Diabetes could affect wages, jobs for young people
The health consequences of diabetes are well known for young people, but there may be more outcomes of the disease: a worse job outlook and lower wages.
The findings come from a study published in the January issue of the journal Health Affairs. Researchers, focusing on the nonmedical effects diabetes has on teens and young adults, found that overall, people with diabetes have a high school dropout rate 6% higher than those who don’t have the disease.
Data on about 15,000 people were examined from four waves of the National Longitudinal Study of Adolescent Health. The first wave included students in grade seven through 12; they were interviewed again about a year, seven years and 14 years later. The diabetes prevalence rate was 2.6%.
After controlling for a number of factors, researchers found that those with diabetes finished about three fewer months of schooling compared with those without the disease. Once they hit the working world, those with diabetes had employment reductions of 8% to 11%, and a decrease in yearly earnings of $1,500 to $6,000. If that discrepancy stayed the same over the years, it could translate into a lifetime earning penalty of $160,000 per person over 40 years.

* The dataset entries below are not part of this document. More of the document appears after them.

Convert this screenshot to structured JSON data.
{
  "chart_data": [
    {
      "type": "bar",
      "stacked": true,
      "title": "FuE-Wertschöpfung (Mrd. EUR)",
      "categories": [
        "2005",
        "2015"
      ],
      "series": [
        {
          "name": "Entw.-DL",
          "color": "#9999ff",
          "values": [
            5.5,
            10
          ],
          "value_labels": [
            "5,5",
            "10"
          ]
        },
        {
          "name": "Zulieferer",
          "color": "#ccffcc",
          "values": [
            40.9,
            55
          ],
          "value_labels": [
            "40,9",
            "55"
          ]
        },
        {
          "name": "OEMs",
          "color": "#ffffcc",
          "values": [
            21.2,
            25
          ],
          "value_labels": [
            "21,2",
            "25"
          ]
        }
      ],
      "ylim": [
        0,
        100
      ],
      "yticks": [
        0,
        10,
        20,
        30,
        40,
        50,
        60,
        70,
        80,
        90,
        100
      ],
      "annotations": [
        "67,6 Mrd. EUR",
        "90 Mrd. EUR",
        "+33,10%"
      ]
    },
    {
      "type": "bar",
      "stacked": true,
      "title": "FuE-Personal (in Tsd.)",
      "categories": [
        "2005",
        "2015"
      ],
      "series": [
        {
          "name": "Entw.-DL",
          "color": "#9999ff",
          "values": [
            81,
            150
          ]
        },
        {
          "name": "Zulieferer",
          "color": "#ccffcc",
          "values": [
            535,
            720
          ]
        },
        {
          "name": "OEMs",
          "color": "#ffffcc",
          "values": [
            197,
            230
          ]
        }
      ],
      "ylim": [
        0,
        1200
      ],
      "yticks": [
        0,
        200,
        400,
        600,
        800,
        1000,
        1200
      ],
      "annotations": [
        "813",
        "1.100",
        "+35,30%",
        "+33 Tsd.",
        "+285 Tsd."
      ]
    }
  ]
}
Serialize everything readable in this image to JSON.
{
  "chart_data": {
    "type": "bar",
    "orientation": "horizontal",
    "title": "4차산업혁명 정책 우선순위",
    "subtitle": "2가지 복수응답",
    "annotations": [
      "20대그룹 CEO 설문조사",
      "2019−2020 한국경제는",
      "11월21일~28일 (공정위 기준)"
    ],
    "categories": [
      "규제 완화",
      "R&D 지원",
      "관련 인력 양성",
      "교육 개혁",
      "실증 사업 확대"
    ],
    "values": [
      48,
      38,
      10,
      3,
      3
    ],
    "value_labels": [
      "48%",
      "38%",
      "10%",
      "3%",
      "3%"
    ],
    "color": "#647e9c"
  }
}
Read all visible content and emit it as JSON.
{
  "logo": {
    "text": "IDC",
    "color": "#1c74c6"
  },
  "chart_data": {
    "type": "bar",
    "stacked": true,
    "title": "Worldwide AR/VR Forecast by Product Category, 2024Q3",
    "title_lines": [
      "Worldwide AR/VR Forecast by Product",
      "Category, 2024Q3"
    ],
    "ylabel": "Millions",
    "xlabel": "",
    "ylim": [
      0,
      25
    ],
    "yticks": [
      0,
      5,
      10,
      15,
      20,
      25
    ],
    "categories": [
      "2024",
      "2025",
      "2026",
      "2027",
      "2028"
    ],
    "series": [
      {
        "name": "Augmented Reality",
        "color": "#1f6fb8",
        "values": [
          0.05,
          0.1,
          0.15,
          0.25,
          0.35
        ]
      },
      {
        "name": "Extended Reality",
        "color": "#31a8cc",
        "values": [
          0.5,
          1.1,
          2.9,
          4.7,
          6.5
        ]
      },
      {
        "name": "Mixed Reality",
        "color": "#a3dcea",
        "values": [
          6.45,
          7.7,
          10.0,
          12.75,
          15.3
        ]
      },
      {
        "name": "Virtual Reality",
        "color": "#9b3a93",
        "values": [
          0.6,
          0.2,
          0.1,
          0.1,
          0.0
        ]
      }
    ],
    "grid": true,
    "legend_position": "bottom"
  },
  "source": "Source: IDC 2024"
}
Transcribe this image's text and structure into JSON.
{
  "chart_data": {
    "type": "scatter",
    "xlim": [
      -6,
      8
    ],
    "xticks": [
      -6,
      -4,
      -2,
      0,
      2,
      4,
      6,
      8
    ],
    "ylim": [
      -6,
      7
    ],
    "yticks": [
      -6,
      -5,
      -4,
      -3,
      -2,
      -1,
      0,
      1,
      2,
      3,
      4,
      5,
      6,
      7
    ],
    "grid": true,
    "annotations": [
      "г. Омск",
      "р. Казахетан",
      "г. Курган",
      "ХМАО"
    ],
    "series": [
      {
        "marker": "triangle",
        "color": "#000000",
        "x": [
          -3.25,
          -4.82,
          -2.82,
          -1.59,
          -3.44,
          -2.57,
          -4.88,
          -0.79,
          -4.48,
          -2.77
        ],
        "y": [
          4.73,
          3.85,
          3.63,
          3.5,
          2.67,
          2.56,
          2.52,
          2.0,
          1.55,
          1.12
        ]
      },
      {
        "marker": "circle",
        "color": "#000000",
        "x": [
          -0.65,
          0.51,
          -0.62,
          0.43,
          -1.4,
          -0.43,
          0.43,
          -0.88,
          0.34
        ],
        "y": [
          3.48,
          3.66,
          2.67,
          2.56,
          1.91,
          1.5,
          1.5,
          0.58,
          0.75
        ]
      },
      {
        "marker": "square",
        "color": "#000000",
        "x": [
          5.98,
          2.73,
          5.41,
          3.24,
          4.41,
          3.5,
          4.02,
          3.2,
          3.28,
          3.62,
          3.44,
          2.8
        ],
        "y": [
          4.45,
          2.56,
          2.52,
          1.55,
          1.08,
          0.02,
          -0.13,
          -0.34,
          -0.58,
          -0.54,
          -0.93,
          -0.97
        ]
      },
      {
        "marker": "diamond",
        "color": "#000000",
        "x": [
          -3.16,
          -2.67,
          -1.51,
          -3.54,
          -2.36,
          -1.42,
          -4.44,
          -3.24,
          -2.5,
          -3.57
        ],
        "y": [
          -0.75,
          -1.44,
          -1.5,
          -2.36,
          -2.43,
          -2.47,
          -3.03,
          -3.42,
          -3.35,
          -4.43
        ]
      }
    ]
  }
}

But the fallout from diabetes doesn’t just happen to those who have the condition. Researchers also found that having a mother or father with diabetes lowers the possibility of going to college by 4% to 6%, even when they controlled for the child’s health status.
As for why diabetics might be at a disadvantage in the job market, the study authors offered some theories: the condition could dampen their career aspirations, and employers might be less willing to invest in them.
Diabetes might also cause people to get into a “job lock” situation in which workers stay at lower paying jobs because they fear losing their health insurance.
“Diabetes has a marked effect on schooling and earnings early in life,” said lead author Jason Fletcher of Yale University in a news release, “yet these are relatively unexamined implications of this disease.”